Physiology, School of Medical Sciences, University of New South Wales, Sydney, New South Wales, Australia.
Drug Discovery Biology, Monash Institute of Pharmaceutical Sciences, Monash University, Parkville, Victoria, Australia.
Br J Pharmacol. 2021 Apr;178(8):1789-1804. doi: 10.1111/bph.15398. Epub 2021 Feb 27.
The physiological role of vascular β -adrenoceptors is not fully understood. Recent evidence suggests cardiac β -adrenoceptors are functionally effective after down-regulation of β /β -adrenoceptors. The functional interaction between the β -adrenoceptor and other β-adrenoceptor subtypes in rat striated muscle arteries was investigated.
Studies were performed in cremaster muscle arteries isolated from male Sprague-Dawley rats. β-adrenoceptor expression was assessed through RT-PCR and immunofluorescence. Functional effects of β -adrenoceptor agonists and antagonists and other β-adrenoceptor ligands were measured using pressure myography.

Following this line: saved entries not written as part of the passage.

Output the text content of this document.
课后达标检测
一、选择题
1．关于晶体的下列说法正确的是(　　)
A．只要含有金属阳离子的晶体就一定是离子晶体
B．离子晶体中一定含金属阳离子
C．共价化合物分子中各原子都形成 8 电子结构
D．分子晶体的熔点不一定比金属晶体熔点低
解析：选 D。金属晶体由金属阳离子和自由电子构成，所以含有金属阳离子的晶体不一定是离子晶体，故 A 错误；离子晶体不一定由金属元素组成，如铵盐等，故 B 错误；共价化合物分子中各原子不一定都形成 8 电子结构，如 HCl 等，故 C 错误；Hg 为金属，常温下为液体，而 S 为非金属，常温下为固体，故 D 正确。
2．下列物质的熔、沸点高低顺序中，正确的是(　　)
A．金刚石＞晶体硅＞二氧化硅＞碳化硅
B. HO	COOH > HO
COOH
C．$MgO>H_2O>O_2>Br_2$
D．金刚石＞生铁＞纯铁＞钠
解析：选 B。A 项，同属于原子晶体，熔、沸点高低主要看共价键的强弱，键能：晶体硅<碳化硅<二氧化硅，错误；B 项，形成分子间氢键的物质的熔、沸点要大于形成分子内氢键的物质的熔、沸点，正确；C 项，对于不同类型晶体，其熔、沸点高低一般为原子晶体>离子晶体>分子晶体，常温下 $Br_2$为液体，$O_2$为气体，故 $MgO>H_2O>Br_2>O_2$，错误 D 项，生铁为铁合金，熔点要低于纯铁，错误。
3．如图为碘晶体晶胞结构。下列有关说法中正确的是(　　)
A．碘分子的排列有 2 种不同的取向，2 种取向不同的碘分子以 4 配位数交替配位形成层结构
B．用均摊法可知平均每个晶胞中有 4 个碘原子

All three β-adrenoceptor subtypes were present in the endothelium of the cremaster muscle artery. The β -adrenoceptor agonists mirabegron and CL 316,243 had no effect on the diameter of pressurized (70 mmHg) cremaster muscle arterioles with myogenic tone, while the β -adrenoceptor agonist SR 58611A and the nonselective β-adrenoceptor agonist isoprenaline caused concentration-dependent dilation. In the presence of β -adrenoceptor antagonists nadolol (10 μM), atenolol (1 μM) and ICI 118,551 (0.1 μM) both mirabegron and CL 316,243 were effective in causing vasodilation and the potency of SR 58611A was enhanced, while responses to isoprenaline were inhibited. The β -adrenoceptor antagonist L 748,337 (1 μM) inhibited vasodilation caused by β -adrenoceptor agonists (in the presence of β -adrenoceptor blockade), but L 748,337 had no effect on isoprenaline-induced vasodilation.
All three β-adrenoceptor subtypes were present in the endothelium of the rat cremaster muscle artery, but β -adrenoceptor mediated vasodilation was only evident after blockade of β -adrenoceptors. This suggests constitutive β -adrenoceptor activity inhibits β -adrenoceptor function in the endothelium of skeletal muscle resistance arteries.
血管β-肾上腺素能受体的生理作用尚未完全阐明。最近的证据表明,心脏β-肾上腺素能受体在β/β-肾上腺素能受体下调后具有功能性。本研究旨在探讨大鼠横纹肌动脉中β-肾上腺素能受体与其他β-肾上腺素能受体亚型之间的功能相互作用。
本研究在雄性 Sprague-Dawley 大鼠的提睾肌动脉中进行。通过 RT-PCR 和免疫荧光法评估β-肾上腺素能受体的表达。使用压力测微法测量β-肾上腺素能受体激动剂和拮抗剂以及其他β-肾上腺素能配体的功能效应。
三种β-肾上腺素能受体亚型均存在于提睾肌动脉的内皮细胞中。β-肾上腺素能受体激动剂米拉贝隆和 CL 316,243 对有肌源性张力的加压(70mmHg)提睾肌小动脉的直径没有影响,而β-肾上腺素能受体激动剂 SR 58611A 和非选择性β-肾上腺素能受体激动剂异丙肾上腺素则引起浓度依赖性扩张。在β-肾上腺素能受体拮抗剂纳多洛尔(10μM)、阿替洛尔(1μM)和 ICI 118,551(0.1μM)存在的情况下,米拉贝隆和 CL 316,243 均可有效引起血管扩张,并且 SR 58611A 的效力增强,而异丙肾上腺素的反应受到抑制。β-肾上腺素能受体拮抗剂 L 748,337(1μM)抑制β-肾上腺素能受体激动剂引起的血管扩张(在β-肾上腺素能受体阻断的情况下),但 L 748,337 对异丙肾上腺素引起的血管扩张没有影响。
三种β-肾上腺素能受体亚型均存在于大鼠提睾肌动脉的内皮细胞中,但只有在阻断β-肾上腺素能受体后,β-肾上腺素能受体介导的血管扩张才明显。这表明组成型β-肾上腺素能受体活性抑制了骨骼肌阻力动脉内皮细胞中的β-肾上腺素能受体功能。